Bugünler de Fatih Altaylı’nın yayınladığı tekzip dolayısıyla yine gündemdeydi Ekşi Sözlük sitesi. Altaylı’ya destek veren Hıncal Uluç ise adını bile anmak istemediğini söylüyordu. Ve bir internet teröründen söz ediyordu. Dün ise sitenin kurucusu SSG, Tuna Kiremitçi ve Kaan Sezyum babacan Hakkı Devrim karşısında 50’li yıllardan kalma malûmatla sorguya çekildiler. (Bu arada neredeyse her programda karşımıza çıkan Devrim, 50’lerin Hayat Dergisi’nden fırlamış hijyen, anti-komünist söylemlerini ihtiyar babacanlığına, Bab-ı Ali tontonluğuna sıvamaya çalışıyor ve gına getiriyor artık) Hazır taze taze yeni orta sınıf üzerine bir dizi de yapmışken bu sözlük üzerine bir şeyler yazmanın tam vakti. Böylece okurlardan gelen istekleri de yerine getirmiş olacağız. Aslında sorun yeni bir dizi yapacak kadar kapsamlı. Peki bu sözlüğün büyüsü nereden kaynaklanıyor. 2004 yılından bu yana kendini göstermeye başlayan sözlüğün yapısı aslında 90 sonrası (Leman Dergisi’nde pişmiş) kültürün billurlaşmış hali. Neydi bu? Öncelikle adlandırma, sıfat, hâl, kılavuz ve durum ağırlıklı, ironik bir dilin eğitimli kesimlerde yaygınlaşmasıydı. İşte sözlük başta üniversite öğrencileri ağırlıklı olmak üzere bunu patlatmasıydı. Ortalama 18-25 yaş arası bir yazarlar kuşağına ve yabancı dilde eğitim yapan (özel) üniversite ağırlığına sahip genç bir göz, bu sözlükte hemen her şeyi adlandırma ve bunun üzerinden özgüvenli bir sinizm üretme lezzeti yaşıyordu. Sözlüğün ilk dönemlerde ana omurgasını (entry) cinsellik, şehir hayatı (Beyoğlu-Kızılay), sol kötümserlik, yurdum insanını parodileştirmek diyebileceğimiz söz yoğunluğu oluşturuyordu. Hatta başta Kürtlük olmak üzere fazlasıyla dışlayıcı bir dil vardı denilebilir. Başlardaki apolitik tavır, zamanla katılımın artmasıyla fazlasıyla politikleşti. Bunda sosyalist öğrencilerin entry’lerde bir nevi direniş bandı üretmesinin de büyük payı var. Gerçekten şunu söylemek gerekiyor: Sözlüğün potansiyeli Türkiye’de entelektüel çap anlamında fazlasıyla yüksek. Sözlük bir rahatsızlık jeneratörü gibi çalışıyordu. Zaten adındaki Ekşi bu anlama geliyordu. Ağzı ekşimek ya da kıllanmak…
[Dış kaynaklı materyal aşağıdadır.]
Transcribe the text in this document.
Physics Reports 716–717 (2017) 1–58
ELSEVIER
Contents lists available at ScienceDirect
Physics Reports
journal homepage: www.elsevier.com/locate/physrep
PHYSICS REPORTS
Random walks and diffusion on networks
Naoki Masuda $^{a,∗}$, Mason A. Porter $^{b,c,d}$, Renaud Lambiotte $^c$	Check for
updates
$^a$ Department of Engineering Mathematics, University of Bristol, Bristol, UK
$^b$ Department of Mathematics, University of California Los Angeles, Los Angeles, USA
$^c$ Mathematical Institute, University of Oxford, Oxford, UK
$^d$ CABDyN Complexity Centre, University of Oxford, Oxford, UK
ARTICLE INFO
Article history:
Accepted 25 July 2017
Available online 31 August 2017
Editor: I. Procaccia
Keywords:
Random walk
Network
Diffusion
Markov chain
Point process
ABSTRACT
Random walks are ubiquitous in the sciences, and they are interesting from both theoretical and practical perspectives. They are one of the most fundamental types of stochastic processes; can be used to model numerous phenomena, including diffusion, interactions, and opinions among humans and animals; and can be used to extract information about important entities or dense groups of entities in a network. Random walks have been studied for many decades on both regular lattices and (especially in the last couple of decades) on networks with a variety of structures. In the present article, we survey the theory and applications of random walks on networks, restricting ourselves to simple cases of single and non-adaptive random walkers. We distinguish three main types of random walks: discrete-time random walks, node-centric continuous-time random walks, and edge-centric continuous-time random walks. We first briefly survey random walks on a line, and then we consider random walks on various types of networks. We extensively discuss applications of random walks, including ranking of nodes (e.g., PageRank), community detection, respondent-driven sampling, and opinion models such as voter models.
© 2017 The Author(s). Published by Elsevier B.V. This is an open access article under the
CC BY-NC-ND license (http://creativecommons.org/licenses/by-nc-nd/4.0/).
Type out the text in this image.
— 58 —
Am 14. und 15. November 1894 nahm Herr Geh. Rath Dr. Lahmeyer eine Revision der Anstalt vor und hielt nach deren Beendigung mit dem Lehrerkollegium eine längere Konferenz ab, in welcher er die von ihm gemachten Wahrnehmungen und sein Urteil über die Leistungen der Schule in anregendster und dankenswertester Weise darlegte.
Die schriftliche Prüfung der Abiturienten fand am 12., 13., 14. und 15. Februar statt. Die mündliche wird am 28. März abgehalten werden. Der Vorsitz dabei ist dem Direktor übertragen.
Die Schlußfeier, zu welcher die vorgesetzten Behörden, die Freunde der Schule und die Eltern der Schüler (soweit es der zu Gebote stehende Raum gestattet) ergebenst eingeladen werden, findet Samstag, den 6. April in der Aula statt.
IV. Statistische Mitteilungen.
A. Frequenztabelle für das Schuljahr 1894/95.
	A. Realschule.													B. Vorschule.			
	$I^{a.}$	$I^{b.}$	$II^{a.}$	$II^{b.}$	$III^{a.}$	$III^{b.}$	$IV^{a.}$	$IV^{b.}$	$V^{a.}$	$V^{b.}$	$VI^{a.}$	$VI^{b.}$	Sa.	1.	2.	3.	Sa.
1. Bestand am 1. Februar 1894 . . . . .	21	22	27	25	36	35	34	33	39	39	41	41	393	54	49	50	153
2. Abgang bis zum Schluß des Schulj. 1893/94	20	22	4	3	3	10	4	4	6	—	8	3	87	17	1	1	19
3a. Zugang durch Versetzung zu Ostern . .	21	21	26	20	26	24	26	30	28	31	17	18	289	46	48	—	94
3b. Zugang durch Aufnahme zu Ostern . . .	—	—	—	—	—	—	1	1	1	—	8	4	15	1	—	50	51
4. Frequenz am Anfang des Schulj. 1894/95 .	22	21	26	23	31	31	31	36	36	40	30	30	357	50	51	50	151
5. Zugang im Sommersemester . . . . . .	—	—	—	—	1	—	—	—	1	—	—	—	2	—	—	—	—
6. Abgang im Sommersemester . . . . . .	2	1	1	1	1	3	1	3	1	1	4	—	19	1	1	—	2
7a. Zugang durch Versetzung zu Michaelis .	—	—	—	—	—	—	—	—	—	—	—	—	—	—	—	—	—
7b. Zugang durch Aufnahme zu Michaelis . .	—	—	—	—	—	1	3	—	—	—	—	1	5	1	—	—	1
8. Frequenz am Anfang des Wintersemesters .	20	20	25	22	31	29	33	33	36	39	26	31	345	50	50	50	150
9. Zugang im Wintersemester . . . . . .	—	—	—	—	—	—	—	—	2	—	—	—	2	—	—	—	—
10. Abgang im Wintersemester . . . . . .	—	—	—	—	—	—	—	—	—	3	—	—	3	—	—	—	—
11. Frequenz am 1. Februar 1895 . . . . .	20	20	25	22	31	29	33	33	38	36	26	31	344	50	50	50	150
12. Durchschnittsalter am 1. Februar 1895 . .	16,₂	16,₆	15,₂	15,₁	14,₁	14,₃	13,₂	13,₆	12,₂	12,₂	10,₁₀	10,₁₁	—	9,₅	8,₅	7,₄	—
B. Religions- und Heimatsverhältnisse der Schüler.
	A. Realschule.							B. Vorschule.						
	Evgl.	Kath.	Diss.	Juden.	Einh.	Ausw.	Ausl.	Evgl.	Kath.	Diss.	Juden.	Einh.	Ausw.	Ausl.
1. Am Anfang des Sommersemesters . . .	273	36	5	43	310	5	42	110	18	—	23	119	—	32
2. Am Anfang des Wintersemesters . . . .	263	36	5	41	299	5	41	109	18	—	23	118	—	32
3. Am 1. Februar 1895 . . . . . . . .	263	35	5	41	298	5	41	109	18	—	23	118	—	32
Bu ekşimek özellikle medyadaki hazsever seçkinlere yöneldiğinde çok yıkıcı olabiliyordu. Ayrıca popüler olanın konuşulmasında daha sinsi bir strateji daha vardı. Örneğin Okan Bayülgen bunu onlardan öğrenecekti. Düşüğü sürekli didikleyerek gizil bir seçkincilik üretmek. Yani Dünyayı Kurtaran Adam’ı seyredip, Cüneyt Arkın’ı kült adı altında olumlayıp arka planda Godard’ı imtiyazlandırmak gibi… Ya da şimdi Bayülgen’in yeni avı Nihat Doğan’ın parodi bir kült olarak üretilmeye çalışılması gibi… Ama yine de sözlük ortalıkta sevgi kumkuması gibi sırıtarak dolaşan bu simaları didikleyerek olumlu bir boşalma da sağlıyordu; bunu da görmek gerekiyor. Ekşi Sözlük son 20 yıldır havaya çıkan inançsızlığı, hoşnutsuzluğu, bir şey söyleyerek “mesafe üretme” ihtiyacını çok iyi organize etti. Bu eyleme geçemeyen, bazen bunu da istemeyen, risksiz “cool bir mırıldanma” durumuydu. Hatta sözlük bundan bir reklam pastası bile çıkarmayı başardı; benzer siteler de üretti (İHL sözlük, İTÜ sözlük gibi)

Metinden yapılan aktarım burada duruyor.